The mouse Ighg1 gene is homologous to the human IGHG1, IGHG2, and IGHG3 genes. B6-IgG1 KO mice are constructed by knocking out the Ighg1 gene in mice, creating a model of IgG1 deficiency. This model provides an effective tool for research on diseases related to IgG1 deficiency.
Strain Strategy
The Ighg1 gene is located on chromosome 12 in mice. Using gene-editing technology, exons 1 to 6 of this gene have been knocked out.
Application
- Research on IgG1 Deficiency Diseases;
- Research on Hypogammaglobulinemia Related to IgG Deficiency;
- Study of the Mechanisms and Functions of Immunoglobulin G (IgG).
Validation Data
1. Serum IgG Level
Figure 1. Detection of IgG1 Levels in the Serum of 8-Week-Old B6-IgG1 KO Mice and Wild-Type Mice. Peripheral blood was collected from B6-IgG1 KO mice (IgG1-KO) and wild-type mice (WT) to isolate serum. The IgG1 levels in the serum were detected using ELISA. The results show a significant difference in the IgG1 levels between B6-IgG1 KO mice and wild-type mice, with nearly no IgG1 expression in the serum of the B6-IgG1 KO mice.
2. Summary
An IgG1 deficiency model mouse was constructed by using gene-editing technology to knock out the Ighg1 gene in mice. The model mice were evaluated using serum ELISA detection. The results showed that, compared to wild-type control mice, the serum IgG1 expression levels in B6-IgG1-KO mice were significantly reduced, with almost no expression, confirming the successful establishment of the model. This model can be used for subsequent research on diseases related to IgG1 deficiency, providing a strong and effective tool for human disease research.
References
[1]Vidarsson G, Dekkers G, Rispens T. IgG subclasses and allotypes: from structure to effector functions. Front Immunol. 2014 Oct 20;5:520.

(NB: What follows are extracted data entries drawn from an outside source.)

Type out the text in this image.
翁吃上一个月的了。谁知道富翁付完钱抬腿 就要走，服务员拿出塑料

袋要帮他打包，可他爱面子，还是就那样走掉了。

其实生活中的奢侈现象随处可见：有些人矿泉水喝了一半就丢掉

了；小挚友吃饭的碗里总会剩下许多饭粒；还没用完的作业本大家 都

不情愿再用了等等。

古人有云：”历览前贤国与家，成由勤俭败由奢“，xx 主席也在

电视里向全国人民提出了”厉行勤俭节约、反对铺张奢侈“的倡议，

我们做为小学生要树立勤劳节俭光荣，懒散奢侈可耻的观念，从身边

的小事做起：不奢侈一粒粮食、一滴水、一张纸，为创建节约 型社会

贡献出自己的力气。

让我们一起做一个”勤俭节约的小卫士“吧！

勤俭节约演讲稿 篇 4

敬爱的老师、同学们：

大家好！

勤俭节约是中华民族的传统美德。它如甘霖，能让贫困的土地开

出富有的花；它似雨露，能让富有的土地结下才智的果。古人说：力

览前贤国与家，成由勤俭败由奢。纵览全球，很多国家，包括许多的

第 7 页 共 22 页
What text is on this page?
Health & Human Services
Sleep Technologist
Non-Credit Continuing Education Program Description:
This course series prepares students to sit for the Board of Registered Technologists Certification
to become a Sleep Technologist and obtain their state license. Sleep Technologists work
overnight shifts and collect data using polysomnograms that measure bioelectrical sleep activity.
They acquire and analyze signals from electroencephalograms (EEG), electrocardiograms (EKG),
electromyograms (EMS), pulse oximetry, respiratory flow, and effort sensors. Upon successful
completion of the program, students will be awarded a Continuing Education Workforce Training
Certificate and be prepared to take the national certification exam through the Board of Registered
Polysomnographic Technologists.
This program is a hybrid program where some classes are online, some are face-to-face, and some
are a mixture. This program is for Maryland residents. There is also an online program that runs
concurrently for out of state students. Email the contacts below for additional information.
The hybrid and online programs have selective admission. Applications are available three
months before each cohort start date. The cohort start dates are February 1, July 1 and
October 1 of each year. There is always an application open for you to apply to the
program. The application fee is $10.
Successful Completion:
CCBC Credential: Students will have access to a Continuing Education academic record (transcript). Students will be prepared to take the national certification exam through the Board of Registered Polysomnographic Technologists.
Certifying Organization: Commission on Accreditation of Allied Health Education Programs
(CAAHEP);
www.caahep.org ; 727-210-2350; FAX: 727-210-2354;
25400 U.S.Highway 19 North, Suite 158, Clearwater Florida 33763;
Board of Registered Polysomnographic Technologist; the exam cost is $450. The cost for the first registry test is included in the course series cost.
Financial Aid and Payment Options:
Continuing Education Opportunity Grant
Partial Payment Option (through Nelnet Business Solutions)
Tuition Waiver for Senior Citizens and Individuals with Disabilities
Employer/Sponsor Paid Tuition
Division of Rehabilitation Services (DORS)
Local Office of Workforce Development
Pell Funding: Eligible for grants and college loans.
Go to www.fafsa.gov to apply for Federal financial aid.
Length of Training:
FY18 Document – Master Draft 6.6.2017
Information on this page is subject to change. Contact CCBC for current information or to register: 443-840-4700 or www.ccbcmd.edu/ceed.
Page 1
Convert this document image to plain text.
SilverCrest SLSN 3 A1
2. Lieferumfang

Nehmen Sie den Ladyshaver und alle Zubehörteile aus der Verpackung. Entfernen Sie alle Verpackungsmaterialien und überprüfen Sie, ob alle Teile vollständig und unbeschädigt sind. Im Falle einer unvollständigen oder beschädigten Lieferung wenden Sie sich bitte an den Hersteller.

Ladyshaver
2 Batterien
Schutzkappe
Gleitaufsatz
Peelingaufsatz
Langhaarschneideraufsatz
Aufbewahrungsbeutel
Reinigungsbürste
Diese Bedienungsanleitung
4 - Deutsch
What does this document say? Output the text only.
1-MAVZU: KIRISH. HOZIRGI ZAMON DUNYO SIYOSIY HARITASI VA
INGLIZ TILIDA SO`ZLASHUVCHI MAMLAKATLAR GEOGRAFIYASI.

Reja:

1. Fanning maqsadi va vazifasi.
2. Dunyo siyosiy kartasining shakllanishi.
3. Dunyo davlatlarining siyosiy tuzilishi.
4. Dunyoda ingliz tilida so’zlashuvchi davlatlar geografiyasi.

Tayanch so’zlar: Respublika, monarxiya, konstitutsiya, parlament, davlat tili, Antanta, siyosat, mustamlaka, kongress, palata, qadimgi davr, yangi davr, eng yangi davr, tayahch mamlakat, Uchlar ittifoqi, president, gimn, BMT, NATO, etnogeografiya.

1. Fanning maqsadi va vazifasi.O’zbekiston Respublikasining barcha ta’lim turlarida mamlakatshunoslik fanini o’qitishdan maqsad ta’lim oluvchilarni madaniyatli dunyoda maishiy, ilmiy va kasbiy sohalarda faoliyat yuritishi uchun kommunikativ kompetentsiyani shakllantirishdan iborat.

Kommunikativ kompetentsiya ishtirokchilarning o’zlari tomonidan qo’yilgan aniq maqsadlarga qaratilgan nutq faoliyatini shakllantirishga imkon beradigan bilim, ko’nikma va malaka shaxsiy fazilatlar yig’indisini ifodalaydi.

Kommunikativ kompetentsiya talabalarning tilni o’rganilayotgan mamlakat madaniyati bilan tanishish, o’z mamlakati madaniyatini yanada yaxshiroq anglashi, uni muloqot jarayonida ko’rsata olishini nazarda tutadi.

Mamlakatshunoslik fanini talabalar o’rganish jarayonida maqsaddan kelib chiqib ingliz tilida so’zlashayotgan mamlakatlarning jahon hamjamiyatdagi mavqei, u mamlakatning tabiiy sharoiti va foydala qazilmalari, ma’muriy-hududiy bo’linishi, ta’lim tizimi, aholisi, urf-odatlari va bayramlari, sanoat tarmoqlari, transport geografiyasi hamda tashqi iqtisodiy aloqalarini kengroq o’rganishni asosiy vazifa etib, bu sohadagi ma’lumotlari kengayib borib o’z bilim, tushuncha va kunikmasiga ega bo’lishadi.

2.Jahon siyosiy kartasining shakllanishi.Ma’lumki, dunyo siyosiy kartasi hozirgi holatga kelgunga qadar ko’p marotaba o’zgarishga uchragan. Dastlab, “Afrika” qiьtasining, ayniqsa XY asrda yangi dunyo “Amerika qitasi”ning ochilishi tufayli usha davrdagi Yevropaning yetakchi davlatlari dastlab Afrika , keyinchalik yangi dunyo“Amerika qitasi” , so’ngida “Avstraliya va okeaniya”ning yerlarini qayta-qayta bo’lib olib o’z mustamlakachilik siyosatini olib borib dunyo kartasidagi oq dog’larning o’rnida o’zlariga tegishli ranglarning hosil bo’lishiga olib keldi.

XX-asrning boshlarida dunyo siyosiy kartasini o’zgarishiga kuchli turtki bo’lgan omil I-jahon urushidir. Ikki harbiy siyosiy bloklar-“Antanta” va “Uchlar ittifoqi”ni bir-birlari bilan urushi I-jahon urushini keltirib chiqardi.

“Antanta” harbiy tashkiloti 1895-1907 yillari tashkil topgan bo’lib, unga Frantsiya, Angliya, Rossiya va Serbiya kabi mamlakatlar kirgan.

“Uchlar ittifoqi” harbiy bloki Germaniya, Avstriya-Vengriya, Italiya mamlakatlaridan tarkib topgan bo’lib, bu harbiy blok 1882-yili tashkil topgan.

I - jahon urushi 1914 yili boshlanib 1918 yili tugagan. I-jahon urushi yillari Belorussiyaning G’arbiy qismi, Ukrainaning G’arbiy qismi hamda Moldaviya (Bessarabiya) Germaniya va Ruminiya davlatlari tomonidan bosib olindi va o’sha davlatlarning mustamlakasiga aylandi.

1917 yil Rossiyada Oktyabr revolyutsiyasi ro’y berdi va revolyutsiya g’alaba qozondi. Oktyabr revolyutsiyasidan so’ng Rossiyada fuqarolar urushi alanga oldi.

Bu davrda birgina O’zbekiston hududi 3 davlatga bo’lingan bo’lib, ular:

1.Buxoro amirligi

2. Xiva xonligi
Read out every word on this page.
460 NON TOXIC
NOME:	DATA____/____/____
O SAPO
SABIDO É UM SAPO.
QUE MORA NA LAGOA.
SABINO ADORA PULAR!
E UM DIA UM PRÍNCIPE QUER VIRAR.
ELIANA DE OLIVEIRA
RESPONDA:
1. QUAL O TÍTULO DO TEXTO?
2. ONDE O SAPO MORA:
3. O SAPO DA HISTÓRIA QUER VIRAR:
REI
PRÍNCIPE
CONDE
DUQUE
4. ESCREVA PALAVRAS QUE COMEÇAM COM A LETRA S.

[2]de Taeye SW, Bentlage AEH, Mebius MM, Meesters JI, Lissenberg-Thunnissen S, Falck D, Sénard T, Salehi N, Wuhrer M, Schuurman J, Labrijn AF, Rispens T, Vidarsson G. FcγR Binding and ADCC Activity of Human IgG Allotypes. Front Immunol. 2020 May 6;11:740.
[3]Pereira NA, Chan KF, Lin PC, Song Z. The "less-is-more" in therapeutic antibodies: Afucosylated anti-cancer antibodies with enhanced antibody-dependent cellular cytotoxicity. MAbs. 2018 Jul;10(5):693-711.
[4]O'Keeffe S, Finnegan P. IgG subclass deficiency. Chest. 1993 Dec;104(6):1940.
[5]Barton JC, Barton JC, Bertoli LF, Acton RT. Factors associated with IgG levels in adults with IgG subclass deficiency. BMC Immunol. 2021 Aug 9;22(1):53.